The way I see it, it boils to US AI giants spending like drunken sailors vs. much more efficient Chinese AI models (in terms of spending). But the genie is already out of the bottle and we are just collateral damage. I prefer to try and profit from change along the way rather than being relegated to the dust heap. And do keep in mind...shares can be sold when the narrative turns again...
gatormark
3:57 am on Dec 21, 2025 (gmt 0)
Bots are running rampant and they are affecting Adsense page RPM. Google cannot filter them out. I was successful for a couple days, but now I’m getting bots from a dozen countries. They caused my largest website to crash today. I know they are all AI bots training their algorithm.
jmccormac
10:19 am on Dec 21, 2025 (gmt 0)
@Gatormark Some of the SG/CN bots seem to come from Huawei and Aceville ranges. The problem is that the they have assigned different counties to various IPs so that they appear to be from non-problem coutnries. Haven't seen those bots executing JS though. They shouldn't have much of an impact on either analytics or Adsense.

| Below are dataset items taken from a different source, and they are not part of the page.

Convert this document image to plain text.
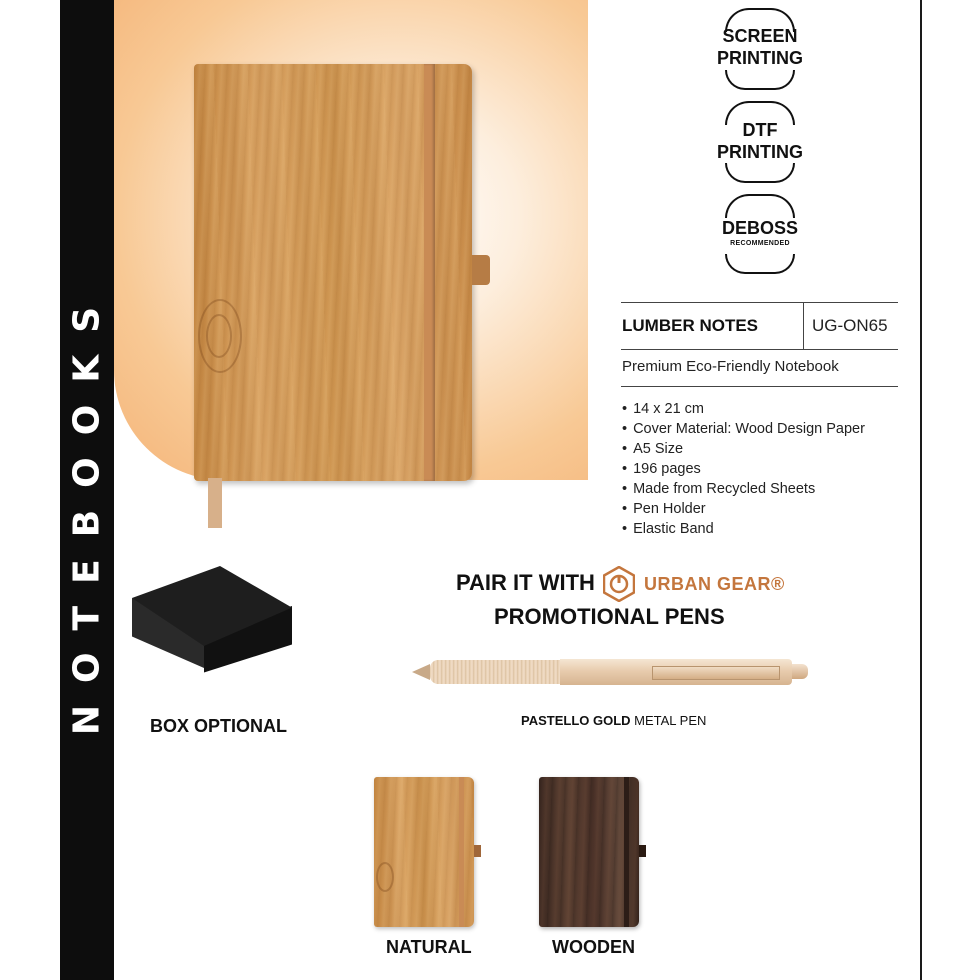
NOTEBOOKS
SCREEN
PRINTING
DTF
PRINTING
DEBOSS
RECOMMENDED
LUMBER NOTES	UG-ON65
Premium Eco-Friendly Notebook
• 14 x 21 cm
• Cover Material: Wood Design Paper
• A5 Size
• 196 pages
• Made from Recycled Sheets
• Pen Holder
• Elastic Band
PAIR IT WITH	URBAN GEAR®
PROMOTIONAL PENS
PASTELLO GOLD METAL PEN
BOX OPTIONAL
NATURAL	WOODEN
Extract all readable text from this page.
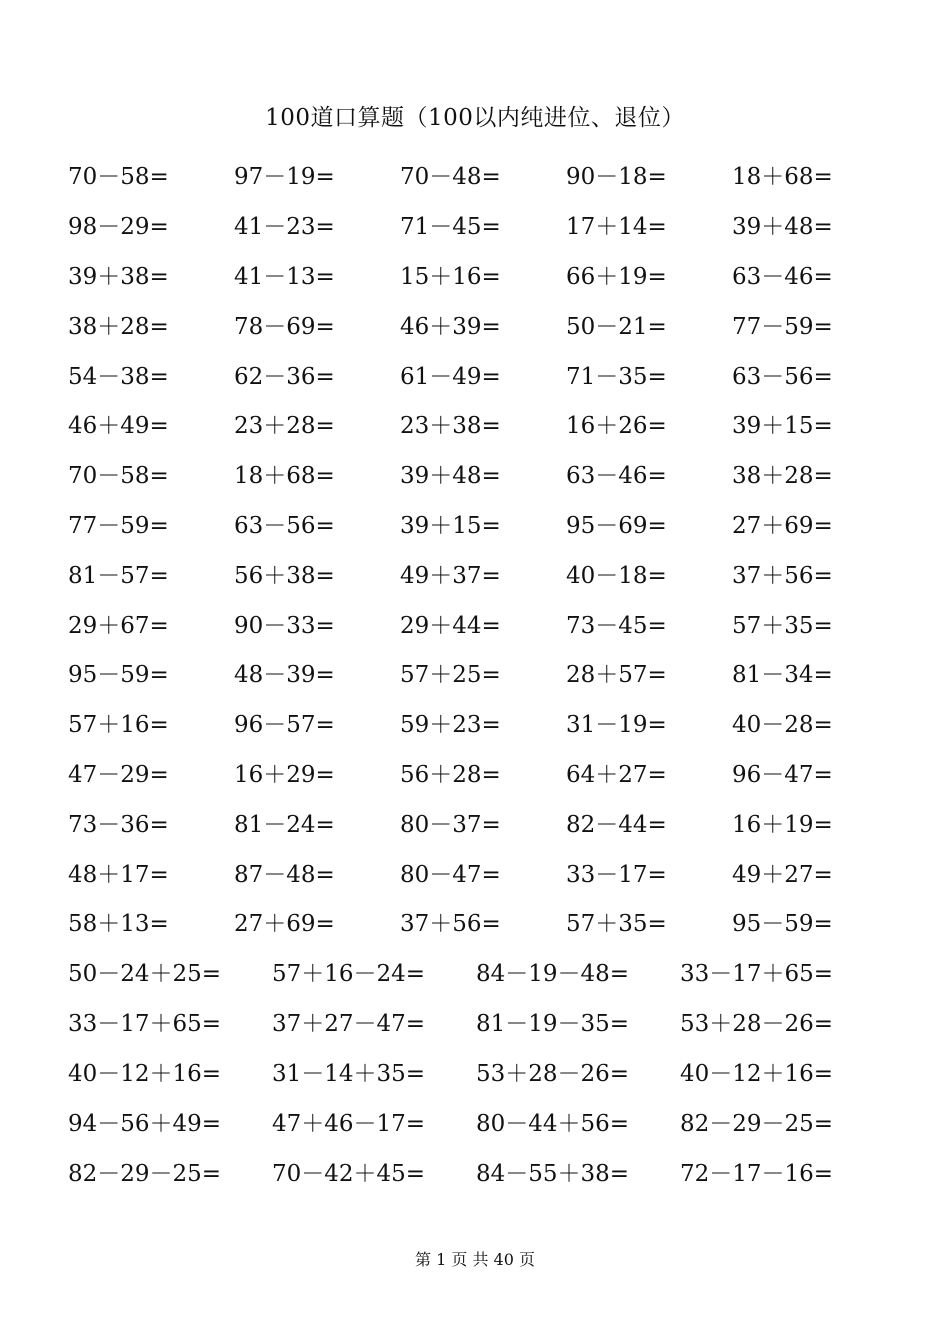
100道口算题（100以内纯进位、退位）
70－58=	97－19=	70－48=	90－18=	18＋68=
98－29=	41－23=	71－45=	17＋14=	39＋48=
39＋38=	41－13=	15＋16=	66＋19=	63－46=
38＋28=	78－69=	46＋39=	50－21=	77－59=
54－38=	62－36=	61－49=	71－35=	63－56=
46＋49=	23＋28=	23＋38=	16＋26=	39＋15=
70－58=	18＋68=	39＋48=	63－46=	38＋28=
77－59=	63－56=	39＋15=	95－69=	27＋69=
81－57=	56＋38=	49＋37=	40－18=	37＋56=
29＋67=	90－33=	29＋44=	73－45=	57＋35=
95－59=	48－39=	57＋25=	28＋57=	81－34=
57＋16=	96－57=	59＋23=	31－19=	40－28=
47－29=	16＋29=	56＋28=	64＋27=	96－47=
73－36=	81－24=	80－37=	82－44=	16＋19=
48＋17=	87－48=	80－47=	33－17=	49＋27=
58＋13=	27＋69=	37＋56=	57＋35=	95－59=
50－24＋25=	57＋16－24=	84－19－48=	33－17＋65=
33－17＋65=	37＋27－47=	81－19－35=	53＋28－26=
40－12＋16=	31－14＋35=	53＋28－26=	40－12＋16=
94－56＋49=	47＋46－17=	80－44＋56=	82－29－25=
82－29－25=	70－42＋45=	84－55＋38=	72－17－16=
第 1 页 共 40 页
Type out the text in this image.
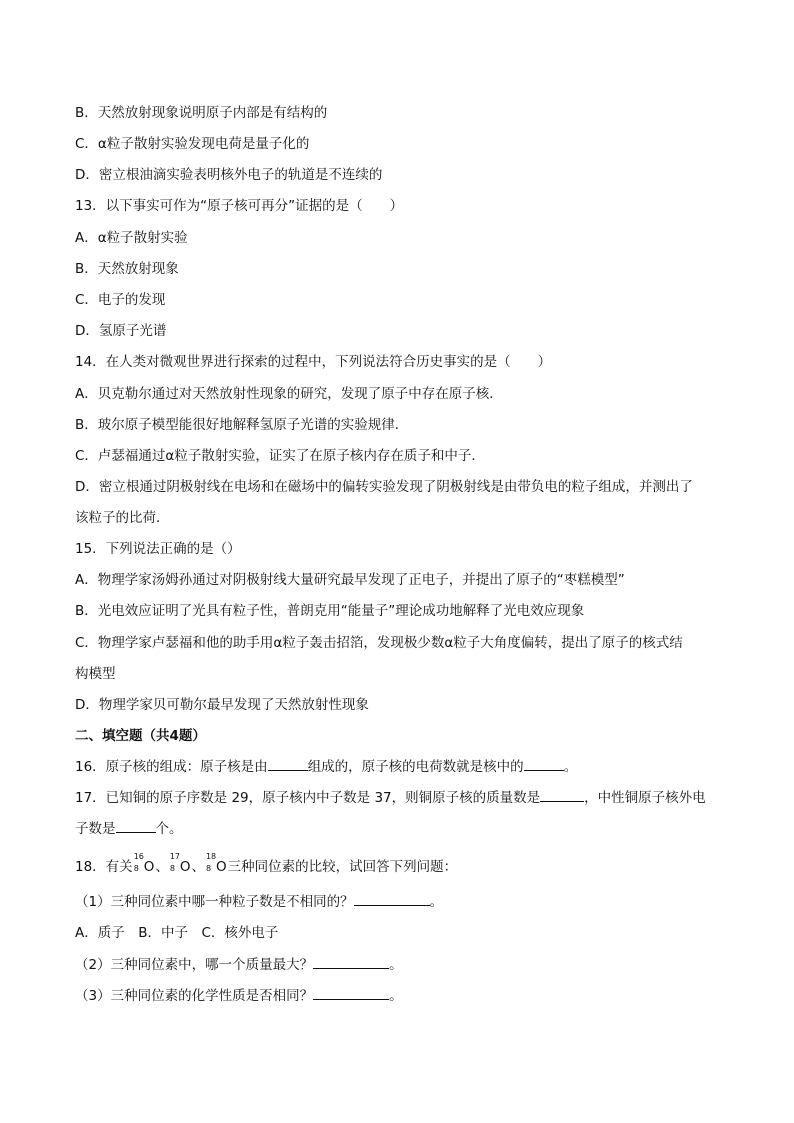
B．天然放射现象说明原子内部是有结构的

C．α粒子散射实验发现电荷是量子化的

D．密立根油滴实验表明核外电子的轨道是不连续的

13．以下事实可作为“原子核可再分”证据的是（　　）

A．α粒子散射实验

B．天然放射现象

C．电子的发现

D．氢原子光谱

14．在人类对微观世界进行探索的过程中，下列说法符合历史事实的是（　　）

A．贝克勒尔通过对天然放射性现象的研究，发现了原子中存在原子核．

B．玻尔原子模型能很好地解释氢原子光谱的实验规律．

C．卢瑟福通过α粒子散射实验，证实了在原子核内存在质子和中子．

D．密立根通过阴极射线在电场和在磁场中的偏转实验发现了阴极射线是由带负电的粒子组成，并测出了

该粒子的比荷．

15．下列说法正确的是（）

A．物理学家汤姆孙通过对阴极射线大量研究最早发现了正电子，并提出了原子的“枣糕模型”

B．光电效应证明了光具有粒子性，普朗克用“能量子”理论成功地解释了光电效应现象

C．物理学家卢瑟福和他的助手用α粒子轰击招箔，发现极少数α粒子大角度偏转，提出了原子的核式结

构模型

D．物理学家贝可勒尔最早发现了天然放射性现象

二、填空题（共4题）

16．原子核的组成：原子核是由	组成的，原子核的电荷数就是核中的	。

17．已知铜的原子序数是 29，原子核内中子数是 37，则铜原子核的质量数是	，中性铜原子核外电

子数是	个。

18．有关
16
8 O、
17
8 O、
18
8 O三种同位素的比较，试回答下列问题：

（1）三种同位素中哪一种粒子数是不相同的？	。

A．质子　B．中子　C．核外电子

（2）三种同位素中，哪一个质量最大？	。

（3）三种同位素的化学性质是否相同？	。
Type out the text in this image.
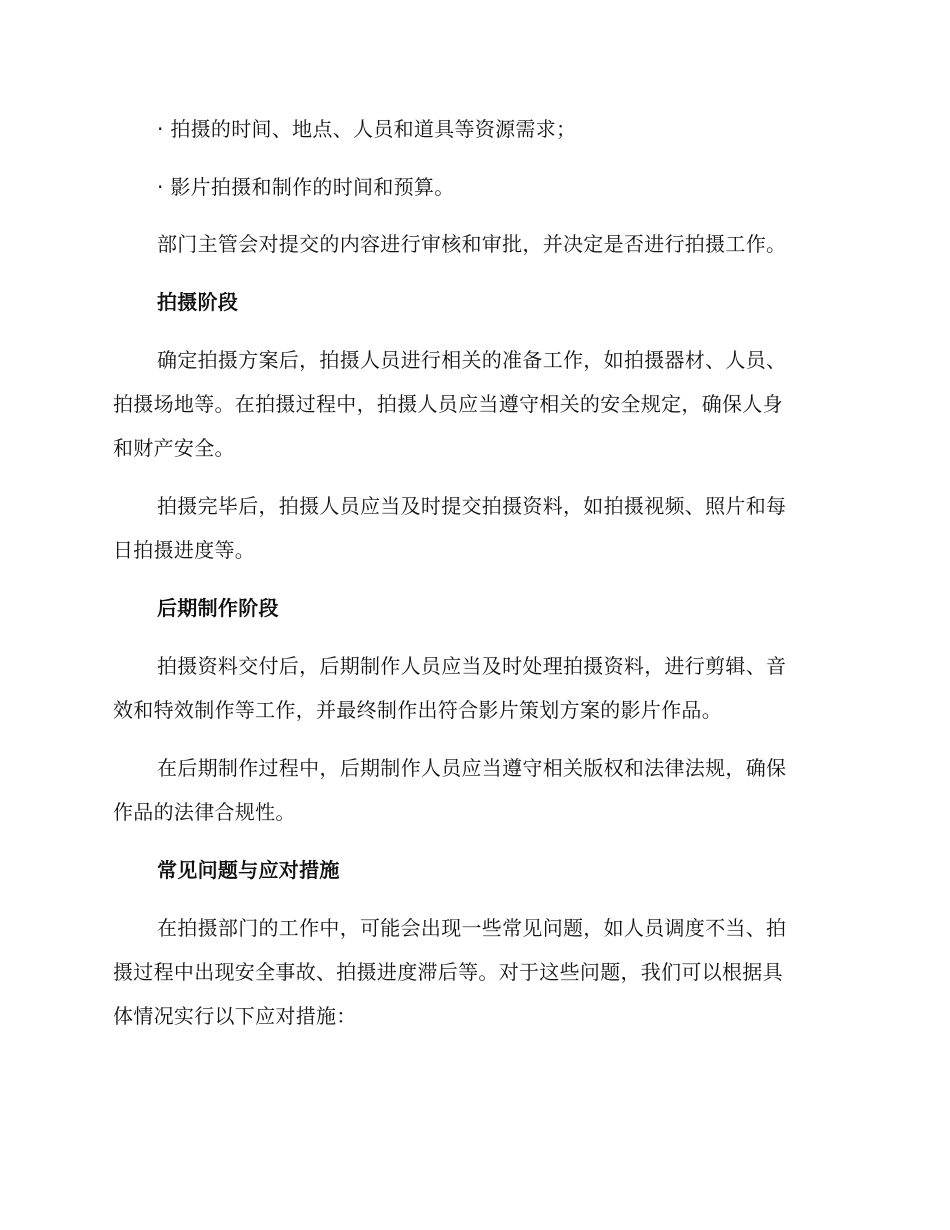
· 拍摄的时间、地点、人员和道具等资源需求；
· 影片拍摄和制作的时间和预算。
部门主管会对提交的内容进行审核和审批，并决定是否进行拍摄工作。
拍摄阶段
确定拍摄方案后，拍摄人员进行相关的准备工作，如拍摄器材、人员、
拍摄场地等。在拍摄过程中，拍摄人员应当遵守相关的安全规定，确保人身
和财产安全。
拍摄完毕后，拍摄人员应当及时提交拍摄资料，如拍摄视频、照片和每
日拍摄进度等。
后期制作阶段
拍摄资料交付后，后期制作人员应当及时处理拍摄资料，进行剪辑、音
效和特效制作等工作，并最终制作出符合影片策划方案的影片作品。
在后期制作过程中，后期制作人员应当遵守相关版权和法律法规，确保
作品的法律合规性。
常见问题与应对措施
在拍摄部门的工作中，可能会出现一些常见问题，如人员调度不当、拍
摄过程中出现安全事故、拍摄进度滞后等。对于这些问题，我们可以根据具
体情况实行以下应对措施：
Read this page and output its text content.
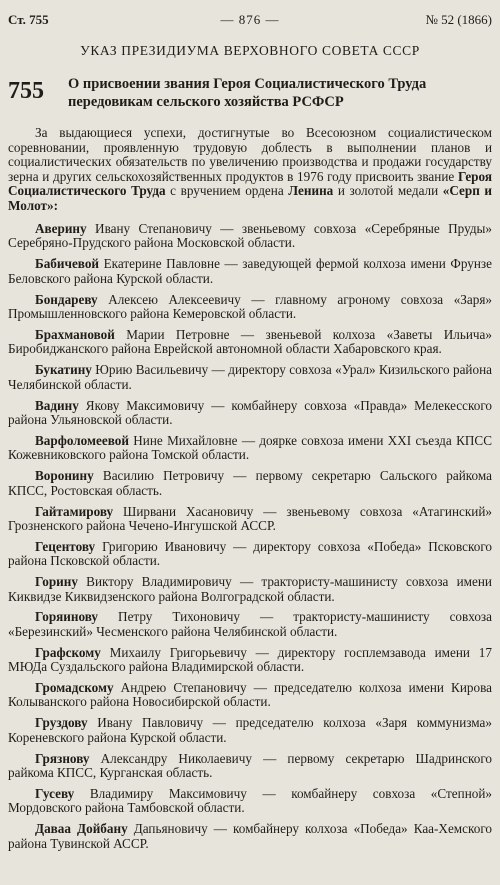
Ст. 755	— 876 —	№ 52 (1866)
УКАЗ ПРЕЗИДИУМА ВЕРХОВНОГО СОВЕТА СССР
755 О присвоении звания Героя Социалистического Труда передовикам сельского хозяйства РСФСР

За выдающиеся успехи, достигнутые во Всесоюзном социалистическом соревновании, проявленную трудовую доблесть в выполнении планов и социалистических обязательств по увеличению производства и продажи государству зерна и других сельскохозяйственных продуктов в 1976 году присвоить звание Героя Социалистического Труда с вручением ордена Ленина и золотой медали «Серп и Молот»:

Аверину Ивану Степановичу — звеньевому совхоза «Серебряные Пруды» Серебряно-Прудского района Московской области.

Бабичевой Екатерине Павловне — заведующей фермой колхоза имени Фрунзе Беловского района Курской области.

Бондареву Алексею Алексеевичу — главному агроному совхоза «Заря» Промышленновского района Кемеровской области.

Брахмановой Марии Петровне — звеньевой колхоза «Заветы Ильича» Биробиджанского района Еврейской автономной области Хабаровского края.

Букатину Юрию Васильевичу — директору совхоза «Урал» Кизильского района Челябинской области.

Вадину Якову Максимовичу — комбайнеру совхоза «Правда» Мелекесского района Ульяновской области.

Варфоломеевой Нине Михайловне — доярке совхоза имени XXI съезда КПСС Кожевниковского района Томской области.

Воронину Василию Петровичу — первому секретарю Сальского райкома КПСС, Ростовская область.

Гайтамирову Ширвани Хасановичу — звеньевому совхоза «Атагинский» Грозненского района Чечено-Ингушской АССР.

Гецентову Григорию Ивановичу — директору совхоза «Победа» Псковского района Псковской области.

Горину Виктору Владимировичу — трактористу-машинисту совхоза имени Киквидзе Киквидзенского района Волгоградской области.

Горяинову Петру Тихоновичу — трактористу-машинисту совхоза «Березинский» Чесменского района Челябинской области.

Графскому Михаилу Григорьевичу — директору госплемзавода имени 17 МЮДа Суздальского района Владимирской области.

Громадскому Андрею Степановичу — председателю колхоза имени Кирова Колыванского района Новосибирской области.

Груздову Ивану Павловичу — председателю колхоза «Заря коммунизма» Кореневского района Курской области.

Грязнову Александру Николаевичу — первому секретарю Шадринского райкома КПСС, Курганская область.

Гусеву Владимиру Максимовичу — комбайнеру совхоза «Степной» Мордовского района Тамбовской области.

Даваа Дойбану Дапьяновичу — комбайнеру колхоза «Победа» Каа-Хемского района Тувинской АССР.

The ones that have affected the analytics/Adsense on my site seemt obe coming from mobile ISPs and proxies and compromised devices on ISPs in countries that would normally not be interested it the content. I've a 811 IP range Code200 block and that seems to have been trying to hit the site heavily scraping content.
Regards...jmcc
RedBar
2:27 pm on Dec 21, 2025 (gmt 0)
Crazy question? Does a deluge of ads plus other infos actually deter / hinder people rather than help them?
Last night using my VPN for Los Angeles, I searched G for my industry's most popular widget. It was horrendous, nothing but ads, images plus other info options.
Even as a long-time widget professional, quite simply this was over-facing, absolutely far too many alternatives offering very much of a muchness. An awful experience on both desk top and mobile.
Does anyone at G ever look at the mess they've created?